In Black’s fantasy novel, a young human woman is transported to a magical realm.
Twenty-one-year-old Chicago waitress Althea MacMillan is celebrating getting her GED and thinking about little else when a mysterious figure accosts her in an alley and drugs her into unconsciousness. When she wakes, she’s in a strange room with her sarcastic abductor, who taunts her about the stupidity of “Awayfolk” like herself and laments his apparent assignment to escort her to a different world (a world without a name; she dubs it “the Thitherlands”) where her destiny awaits. She’s immediately attended by a towering, bat-winged gargoyle named Athelstan, and the three of them are soon transported to her “manse” in the Thitherlands, an immense and partially ruined wooden keep overseen by a solitary little brusque female goblin. At first, Althea is too stunned to do much more than attend to her basic needs, but after a time she begins to explore the grounds. She befriends an inquisitive crow who turns out to be a shape-shifter named Corvus; in his human form, he is “so beautiful that it almost hurt to look at him.” Readers know early on that Corvus may be hiding duplicitous motives, but Althea is far more concerned with coming to understand her place in her new world. On Earth, she’d bounced around between foster homes and the streets, but in the Thitherlands, she’s apparently an absolute monarch whose word is law. The shock of her new circumstances leaves her unbalanced, which makes her vulnerable to the scheming of a newcomer to the manse (“I mistook blood for family,” she bitterly confesses at one point). Since she can’t go home again, can she make this new world her home?

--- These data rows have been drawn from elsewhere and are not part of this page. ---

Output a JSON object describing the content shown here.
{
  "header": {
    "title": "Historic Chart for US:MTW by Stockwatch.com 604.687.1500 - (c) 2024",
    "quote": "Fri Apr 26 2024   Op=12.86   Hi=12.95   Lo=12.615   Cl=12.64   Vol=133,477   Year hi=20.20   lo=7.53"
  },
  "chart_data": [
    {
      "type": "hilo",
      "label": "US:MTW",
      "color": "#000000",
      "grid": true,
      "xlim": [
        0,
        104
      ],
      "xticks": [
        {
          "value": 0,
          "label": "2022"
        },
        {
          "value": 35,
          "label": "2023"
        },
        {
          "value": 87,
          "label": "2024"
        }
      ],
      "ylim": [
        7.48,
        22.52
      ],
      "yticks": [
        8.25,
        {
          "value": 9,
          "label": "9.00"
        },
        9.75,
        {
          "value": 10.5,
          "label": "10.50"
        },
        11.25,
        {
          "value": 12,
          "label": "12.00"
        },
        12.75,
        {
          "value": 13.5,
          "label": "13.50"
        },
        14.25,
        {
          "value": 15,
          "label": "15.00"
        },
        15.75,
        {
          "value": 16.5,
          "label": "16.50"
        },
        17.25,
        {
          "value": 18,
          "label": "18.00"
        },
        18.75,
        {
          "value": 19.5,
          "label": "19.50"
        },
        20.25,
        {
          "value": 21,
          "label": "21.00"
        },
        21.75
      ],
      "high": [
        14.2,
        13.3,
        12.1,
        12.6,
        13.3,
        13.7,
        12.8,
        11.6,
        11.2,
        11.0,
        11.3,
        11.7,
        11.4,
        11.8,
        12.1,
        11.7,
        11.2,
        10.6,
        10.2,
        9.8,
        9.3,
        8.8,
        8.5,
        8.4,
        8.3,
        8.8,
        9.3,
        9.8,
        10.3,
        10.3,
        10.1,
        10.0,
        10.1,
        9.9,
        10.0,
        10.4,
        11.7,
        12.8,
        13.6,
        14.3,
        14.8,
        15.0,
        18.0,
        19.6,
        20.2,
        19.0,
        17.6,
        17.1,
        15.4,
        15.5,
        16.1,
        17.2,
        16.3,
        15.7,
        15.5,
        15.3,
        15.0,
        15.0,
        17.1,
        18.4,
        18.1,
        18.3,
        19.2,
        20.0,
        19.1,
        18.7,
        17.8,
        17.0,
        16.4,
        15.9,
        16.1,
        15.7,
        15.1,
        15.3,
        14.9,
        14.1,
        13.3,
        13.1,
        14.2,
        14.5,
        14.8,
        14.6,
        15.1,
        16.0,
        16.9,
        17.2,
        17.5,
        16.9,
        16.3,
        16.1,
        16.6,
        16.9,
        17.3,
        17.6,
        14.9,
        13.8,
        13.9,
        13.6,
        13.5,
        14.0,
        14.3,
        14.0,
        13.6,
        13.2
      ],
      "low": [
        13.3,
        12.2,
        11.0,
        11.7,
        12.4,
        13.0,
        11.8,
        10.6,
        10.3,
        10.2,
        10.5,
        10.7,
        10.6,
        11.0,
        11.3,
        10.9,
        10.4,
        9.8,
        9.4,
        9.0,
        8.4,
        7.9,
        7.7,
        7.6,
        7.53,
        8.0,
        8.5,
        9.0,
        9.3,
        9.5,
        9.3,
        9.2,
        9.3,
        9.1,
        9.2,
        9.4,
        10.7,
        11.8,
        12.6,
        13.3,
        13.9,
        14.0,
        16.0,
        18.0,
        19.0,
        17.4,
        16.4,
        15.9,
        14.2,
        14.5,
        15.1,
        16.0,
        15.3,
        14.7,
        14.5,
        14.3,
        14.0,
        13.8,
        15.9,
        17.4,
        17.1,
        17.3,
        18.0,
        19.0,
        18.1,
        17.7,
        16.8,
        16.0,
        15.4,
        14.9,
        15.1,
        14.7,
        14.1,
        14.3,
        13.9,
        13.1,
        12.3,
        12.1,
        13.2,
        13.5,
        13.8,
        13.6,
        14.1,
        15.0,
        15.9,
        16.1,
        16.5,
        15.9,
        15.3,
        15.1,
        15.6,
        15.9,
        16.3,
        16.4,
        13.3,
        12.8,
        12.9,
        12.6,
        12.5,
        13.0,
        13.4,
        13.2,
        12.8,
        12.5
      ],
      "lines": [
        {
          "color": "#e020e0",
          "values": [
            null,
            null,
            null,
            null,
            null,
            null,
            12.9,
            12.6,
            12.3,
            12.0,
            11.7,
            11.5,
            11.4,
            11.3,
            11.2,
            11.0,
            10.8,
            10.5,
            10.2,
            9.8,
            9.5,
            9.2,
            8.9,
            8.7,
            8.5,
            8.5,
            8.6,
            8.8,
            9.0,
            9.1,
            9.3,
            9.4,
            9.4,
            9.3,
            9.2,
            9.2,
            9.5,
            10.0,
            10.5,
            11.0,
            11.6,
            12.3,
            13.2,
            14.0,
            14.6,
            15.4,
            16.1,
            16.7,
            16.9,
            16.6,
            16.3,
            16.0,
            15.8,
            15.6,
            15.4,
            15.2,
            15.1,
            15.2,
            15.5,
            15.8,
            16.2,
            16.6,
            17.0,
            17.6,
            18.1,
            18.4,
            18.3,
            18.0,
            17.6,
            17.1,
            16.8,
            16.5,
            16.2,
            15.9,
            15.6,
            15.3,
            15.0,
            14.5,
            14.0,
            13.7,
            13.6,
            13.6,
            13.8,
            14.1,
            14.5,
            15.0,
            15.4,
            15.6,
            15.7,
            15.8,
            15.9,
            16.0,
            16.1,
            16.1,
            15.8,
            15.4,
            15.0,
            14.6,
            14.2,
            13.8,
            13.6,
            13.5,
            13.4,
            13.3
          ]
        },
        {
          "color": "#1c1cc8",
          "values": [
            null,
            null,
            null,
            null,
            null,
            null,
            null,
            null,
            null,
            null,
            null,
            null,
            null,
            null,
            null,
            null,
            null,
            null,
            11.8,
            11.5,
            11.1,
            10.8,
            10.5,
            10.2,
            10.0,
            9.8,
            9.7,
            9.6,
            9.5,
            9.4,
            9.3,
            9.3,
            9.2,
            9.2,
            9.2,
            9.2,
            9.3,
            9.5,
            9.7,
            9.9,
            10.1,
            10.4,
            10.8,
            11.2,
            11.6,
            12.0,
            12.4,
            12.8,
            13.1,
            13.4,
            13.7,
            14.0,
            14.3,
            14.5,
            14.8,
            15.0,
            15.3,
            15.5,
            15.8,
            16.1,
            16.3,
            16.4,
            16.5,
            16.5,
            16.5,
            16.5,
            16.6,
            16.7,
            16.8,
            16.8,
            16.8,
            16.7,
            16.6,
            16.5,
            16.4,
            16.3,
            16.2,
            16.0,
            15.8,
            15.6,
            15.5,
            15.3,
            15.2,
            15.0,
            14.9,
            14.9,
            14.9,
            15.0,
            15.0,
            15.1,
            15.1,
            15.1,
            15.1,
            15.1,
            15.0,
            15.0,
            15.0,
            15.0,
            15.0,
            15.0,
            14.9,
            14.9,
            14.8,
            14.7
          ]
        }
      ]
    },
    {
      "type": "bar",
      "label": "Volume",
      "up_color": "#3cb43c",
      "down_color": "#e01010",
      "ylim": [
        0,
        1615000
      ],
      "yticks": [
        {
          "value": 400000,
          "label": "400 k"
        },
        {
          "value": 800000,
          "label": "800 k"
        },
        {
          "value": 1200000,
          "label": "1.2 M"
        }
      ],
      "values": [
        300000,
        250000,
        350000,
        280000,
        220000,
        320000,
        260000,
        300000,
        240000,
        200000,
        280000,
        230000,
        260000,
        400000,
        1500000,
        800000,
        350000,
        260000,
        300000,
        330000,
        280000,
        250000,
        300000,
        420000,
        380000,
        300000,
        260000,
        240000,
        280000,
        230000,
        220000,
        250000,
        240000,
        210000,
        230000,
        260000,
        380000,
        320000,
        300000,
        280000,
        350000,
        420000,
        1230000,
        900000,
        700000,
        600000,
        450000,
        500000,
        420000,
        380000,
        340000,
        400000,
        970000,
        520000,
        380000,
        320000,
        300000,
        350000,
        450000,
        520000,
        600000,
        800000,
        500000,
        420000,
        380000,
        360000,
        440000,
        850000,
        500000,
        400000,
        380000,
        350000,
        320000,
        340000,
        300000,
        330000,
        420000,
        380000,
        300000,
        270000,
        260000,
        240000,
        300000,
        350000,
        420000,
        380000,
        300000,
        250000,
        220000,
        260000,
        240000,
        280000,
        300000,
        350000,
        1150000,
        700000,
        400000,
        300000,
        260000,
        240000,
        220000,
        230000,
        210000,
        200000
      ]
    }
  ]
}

Black takes the standard fish-out-of-water plot structure of so many fantasy novels and invests it with far more day-to-day details than are usually provided, which is both a strength and a weakness of the novel. The benefit is that the author includes a vast number of relatable pragmatic considerations that confront Althea once she finds herself in her ancestral dwelling in the Thitherlands; readers stumble along with her as she gradually figures out how things work, from prosaic matters of dining and bathing to the broader functioning of her kingdom. The downside of Black’s approach is that the steady ladling out of these details effectively kills dramatic tension and opens the door to a large amount of tedium. The novel is already prone to this problem as it’s drastically overlong (this is, at most, a 400-page story rattling around through well over 700 pages of text)—some readers will doubtlessly finish this first volume hoping the second one is either slimmer or more thickly packed with incident. The author has a sharp ear for lively dialogue and fills many of the pages with characters griping with each other, snapping at each other, and quipping to each other. While the tangles of the actual plot machinations are introduced frustratingly late in the story, they do serve to quicken the book’s final hundred pages. Before this point, there’s a certain level of interest in discovering, alongside Althea, the ways of this odd fantasyland, where she has far deeper roots than she ever had back in Chicago. And it helps that Althea herself is endearingly human.
An intriguing but excessively protracted first installment in a fantasy series.